Well, I blew my goal out of the water and absolutely shocked myself by finishing in 4 hours 45 mins. The key to going much faster than my training pace was actually being part of a group of cyclists the whole race, a hodgepodge collection of single riders that all kept the same pace and helped each other along. During the Tour de France these groups are known as the peloton, and now I understand the benefit of spending time in the middle of the group before taking your turn at the front.

Proof. I did it!

I didn't even realize at first that this was what was happening. I started out the race at a comfortable but fast pace, passing a number of riders on the slow long hill out of Gjøvik. After cresting the top and heading downhill and through some flats, I finally looked back and realized that I had picked up about 6 or 7 riders. I had created a make-shift peloton and could now drop back and enjoy a rest. This rotation continued for another 50-60 km before it was down to just 3 of us (the others had dropped off along the way). I decided that I had no chance if I lost these two guys, so I stuck with them, only stopping for a shot of coffee and rhubarb soup when they did. It worked, they forced me to keep going, let me draft off of them, and helped me to finish much quicker than I might have otherwise.
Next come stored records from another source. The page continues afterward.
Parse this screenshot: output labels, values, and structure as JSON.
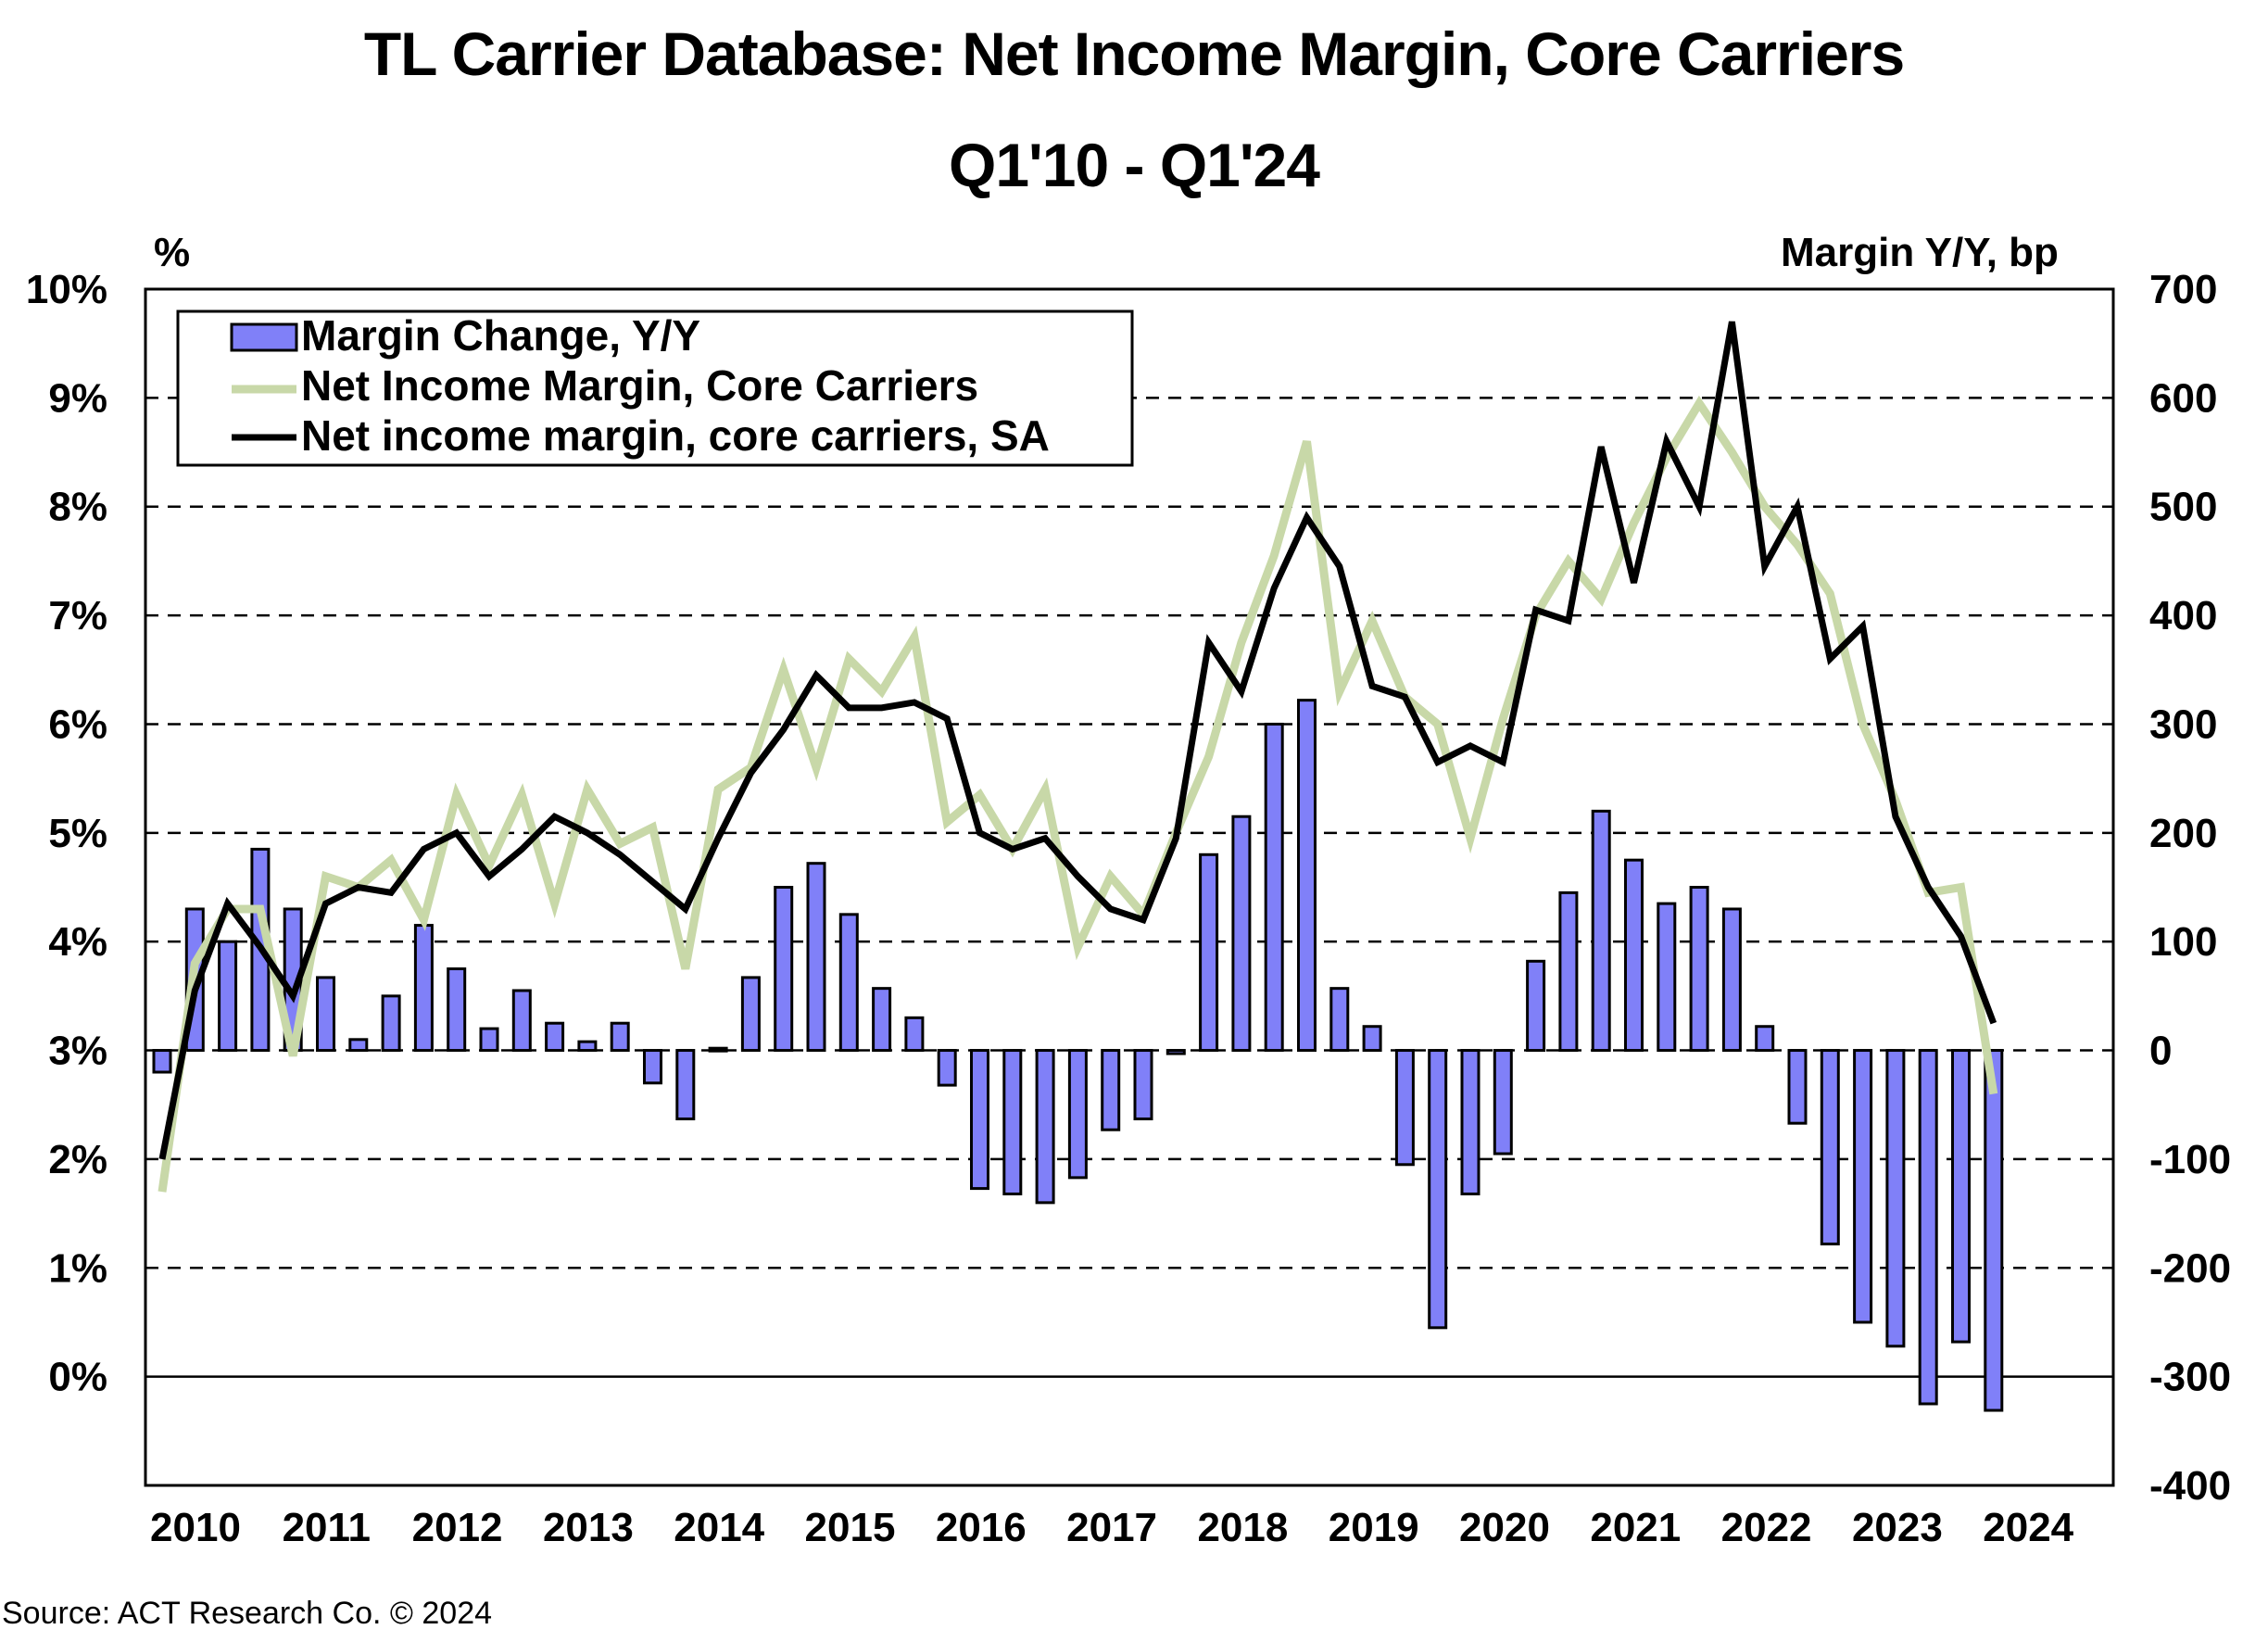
{
  "chart_data": {
    "type": "bar+line",
    "title": "TL Carrier Database: Net Income Margin, Core Carriers",
    "subtitle": "Q1'10 - Q1'24",
    "ylabel_left": "%",
    "ylabel_right": "Margin Y/Y, bp",
    "ylim_left": [
      -1,
      10
    ],
    "ylim_right": [
      -400,
      700
    ],
    "yticks_left": [
      "0%",
      "1%",
      "2%",
      "3%",
      "4%",
      "5%",
      "6%",
      "7%",
      "8%",
      "9%",
      "10%"
    ],
    "yticks_right": [
      "-400",
      "-300",
      "-200",
      "-100",
      "0",
      "100",
      "200",
      "300",
      "400",
      "500",
      "600",
      "700"
    ],
    "xticks": [
      "2010",
      "2011",
      "2012",
      "2013",
      "2014",
      "2015",
      "2016",
      "2017",
      "2018",
      "2019",
      "2020",
      "2021",
      "2022",
      "2023",
      "2024"
    ],
    "grid": "horizontal dashed",
    "legend_position": "top-left",
    "x": [
      "Q1'10",
      "Q2'10",
      "Q3'10",
      "Q4'10",
      "Q1'11",
      "Q2'11",
      "Q3'11",
      "Q4'11",
      "Q1'12",
      "Q2'12",
      "Q3'12",
      "Q4'12",
      "Q1'13",
      "Q2'13",
      "Q3'13",
      "Q4'13",
      "Q1'14",
      "Q2'14",
      "Q3'14",
      "Q4'14",
      "Q1'15",
      "Q2'15",
      "Q3'15",
      "Q4'15",
      "Q1'16",
      "Q2'16",
      "Q3'16",
      "Q4'16",
      "Q1'17",
      "Q2'17",
      "Q3'17",
      "Q4'17",
      "Q1'18",
      "Q2'18",
      "Q3'18",
      "Q4'18",
      "Q1'19",
      "Q2'19",
      "Q3'19",
      "Q4'19",
      "Q1'20",
      "Q2'20",
      "Q3'20",
      "Q4'20",
      "Q1'21",
      "Q2'21",
      "Q3'21",
      "Q4'21",
      "Q1'22",
      "Q2'22",
      "Q3'22",
      "Q4'22",
      "Q1'23",
      "Q2'23",
      "Q3'23",
      "Q4'23",
      "Q1'24"
    ],
    "series": [
      {
        "name": "Margin Change, Y/Y",
        "type": "bar",
        "axis": "right",
        "color": "#8080f8",
        "values": [
          -20,
          130,
          100,
          185,
          130,
          67,
          10,
          50,
          115,
          75,
          20,
          55,
          25,
          8,
          25,
          -30,
          -63,
          2,
          67,
          150,
          172,
          125,
          57,
          30,
          -32,
          -127,
          -132,
          -140,
          -117,
          -73,
          -63,
          -3,
          180,
          215,
          300,
          322,
          57,
          22,
          -105,
          -255,
          -132,
          -95,
          82,
          145,
          220,
          175,
          135,
          150,
          130,
          22,
          -67,
          -178,
          -250,
          -272,
          -325,
          -268,
          -331
        ]
      },
      {
        "name": "Net Income Margin, Core Carriers",
        "type": "line",
        "axis": "left",
        "color": "#c8d8a8",
        "values": [
          1.7,
          3.8,
          4.3,
          4.3,
          2.95,
          4.6,
          4.5,
          4.75,
          4.2,
          5.35,
          4.7,
          5.35,
          4.35,
          5.4,
          4.9,
          5.05,
          3.75,
          5.4,
          5.6,
          6.5,
          5.6,
          6.6,
          6.3,
          6.8,
          5.1,
          5.35,
          4.85,
          5.4,
          3.95,
          4.6,
          4.25,
          5.0,
          5.7,
          6.75,
          7.55,
          8.6,
          6.3,
          6.95,
          6.25,
          6.0,
          4.95,
          6.05,
          7.0,
          7.5,
          7.15,
          7.85,
          8.45,
          8.95,
          8.5,
          8.0,
          7.65,
          7.2,
          6.0,
          5.3,
          4.45,
          4.5,
          2.6
        ]
      },
      {
        "name": "Net income margin, core carriers, SA",
        "type": "line",
        "axis": "left",
        "color": "#000000",
        "values": [
          2.0,
          3.55,
          4.35,
          3.95,
          3.5,
          4.35,
          4.5,
          4.45,
          4.85,
          5.0,
          4.6,
          4.85,
          5.15,
          5.0,
          4.8,
          4.55,
          4.3,
          4.95,
          5.55,
          5.95,
          6.45,
          6.15,
          6.15,
          6.2,
          6.05,
          5.0,
          4.85,
          4.95,
          4.6,
          4.3,
          4.2,
          4.95,
          6.75,
          6.3,
          7.25,
          7.9,
          7.45,
          6.35,
          6.25,
          5.65,
          5.8,
          5.65,
          7.05,
          6.95,
          8.55,
          7.3,
          8.6,
          8.0,
          9.7,
          7.45,
          8.0,
          6.6,
          6.9,
          5.15,
          4.5,
          4.05,
          3.25
        ]
      }
    ],
    "source": "Source: ACT Research Co. © 2024"
  }
}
Me and my trusty bike riding partner/guru (and our bikes) enjoy a post-ride meal - Kebab from Carmel Grill

Fast forward a couple of months and nearly 1,000 kilometers of road riding around Oslo. I have gotten to know my bike,  conquered the hills around Oslo, and been on a 100km women's only group ride through Rapha (a cycling clothing company). I have ridden in the rain and in the sun, enjoying the joys of both.  I have spent way too much on cycling clothing and watched the Tour de France, including the women's La Course. I am officially obsessed.

A group of ladies and their bikes enjoy a mid-ride snack. 

All weather is biking weather - showing off my stripe with Oslo's Bjørvika neighborhood in the background. 
Rain, rainbows, and perfect roads. Out for a Friday evening ride.

This weekend I went out for a long ride by myself and discovered amazing views and wonderful roads, even though getting there meant a long uphill climb, fighting some traffic and taking my road racing bike onto some off-road gravel paths (option 2 was battling heavy highway traffic with no shoulder and blind corners - no thanks). Even when I was tired and my muscles were burning, I was smiling. So I think I will keep doing this crazy sport and I have a feeling that I have many more kilometers (and bikes) in my future adventures around the world.

The Strava version of 95km around a huge chunk of the western forests of Oslo. 

Solihøgden, the top of a long hill about 40 km outside of Oslo (see map above where there is a mini photo of this same shot).